The top 15 percent of streaming video users go through 212 gigabytes of data month. That’s more than seven times the average broadband user, who uses 29 gigabytes.
Se internet ha per voi totalmente rimpiazzato la televisione — per serie tv, film, e quant’altro — consumate in media sette volte un normale utente. Forse ha ragione Ben Thompson, quando scrive che non basta supportare la net neutrality perché più giusta eticamente: ci vuole un piano migliore, che tenga conto degli investimenti che i provider devono fare sull’infrastruttura e derivi i soldi necessari per questi in qualche altro modo:
Or, we could have the situation we have now: emotional appeals for net neutrality on one side, with ISPs arguing they have the right to maximize the economic utility of their networks by means that most consumers will never see (i.e. making content providers pay for fast lanes) on the other, and only the latter includes a solution for incentivizing ongoing investment.
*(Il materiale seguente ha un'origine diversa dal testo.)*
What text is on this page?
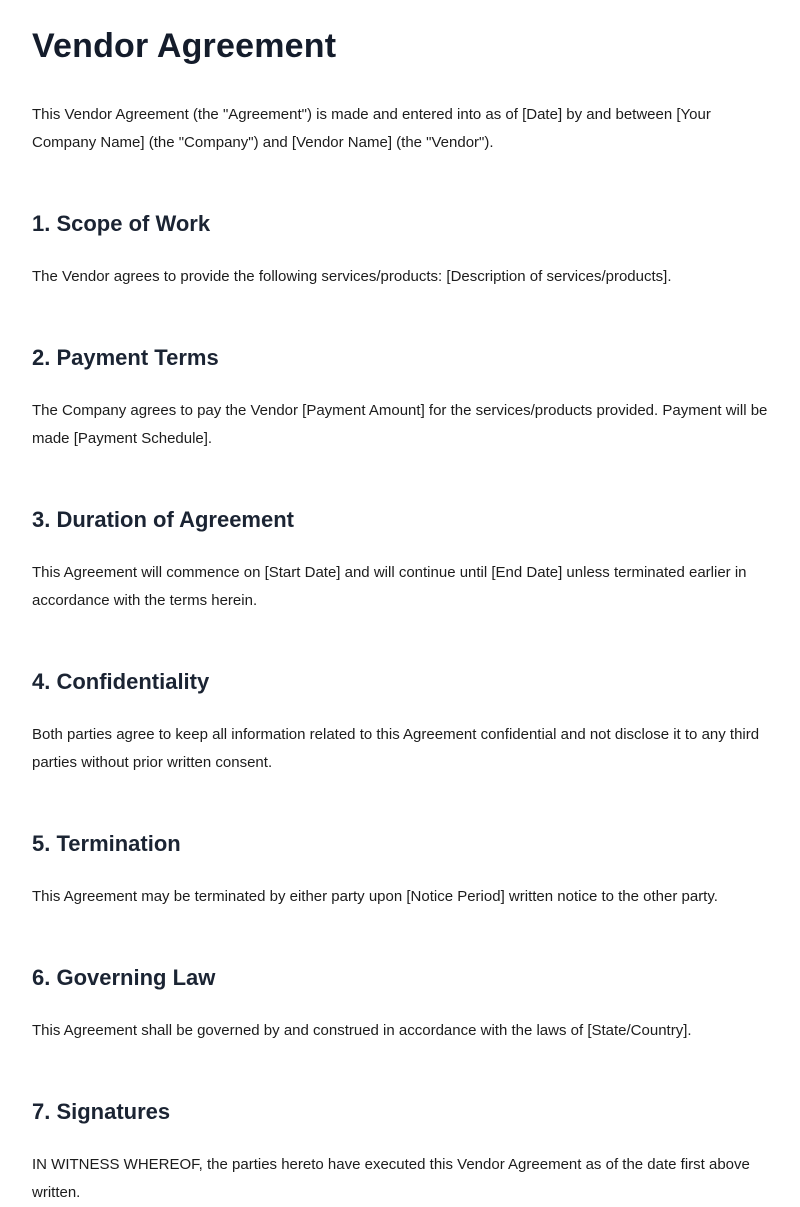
Vendor Agreement

This Vendor Agreement (the "Agreement") is made and entered into as of [Date] by and between [Your Company Name] (the "Company") and [Vendor Name] (the "Vendor").

1. Scope of Work

The Vendor agrees to provide the following services/products: [Description of services/products].

2. Payment Terms

The Company agrees to pay the Vendor [Payment Amount] for the services/products provided. Payment will be made [Payment Schedule].

3. Duration of Agreement

This Agreement will commence on [Start Date] and will continue until [End Date] unless terminated earlier in accordance with the terms herein.

4. Confidentiality

Both parties agree to keep all information related to this Agreement confidential and not disclose it to any third parties without prior written consent.

5. Termination

This Agreement may be terminated by either party upon [Notice Period] written notice to the other party.

6. Governing Law

This Agreement shall be governed by and construed in accordance with the laws of [State/Country].

7. Signatures

IN WITNESS WHEREOF, the parties hereto have executed this Vendor Agreement as of the date first above written.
I presume many of my readers work in technology; if you were deciding between two potential alternatives, one backed with an emotional appeal about one priority, and the other by data and a clear articulation of how a different priority would be addressed, which would you choose? I suspect most would choose the one supported by data. In other words, it’s not enough to insist that a position is morally right; it behooves us who believe in net neutrality to work through how the US can balance net neutrality with the need for ongoing broadband investment, fashion a case for our position, and then build a political movement that makes our plan a reality. That is being serious.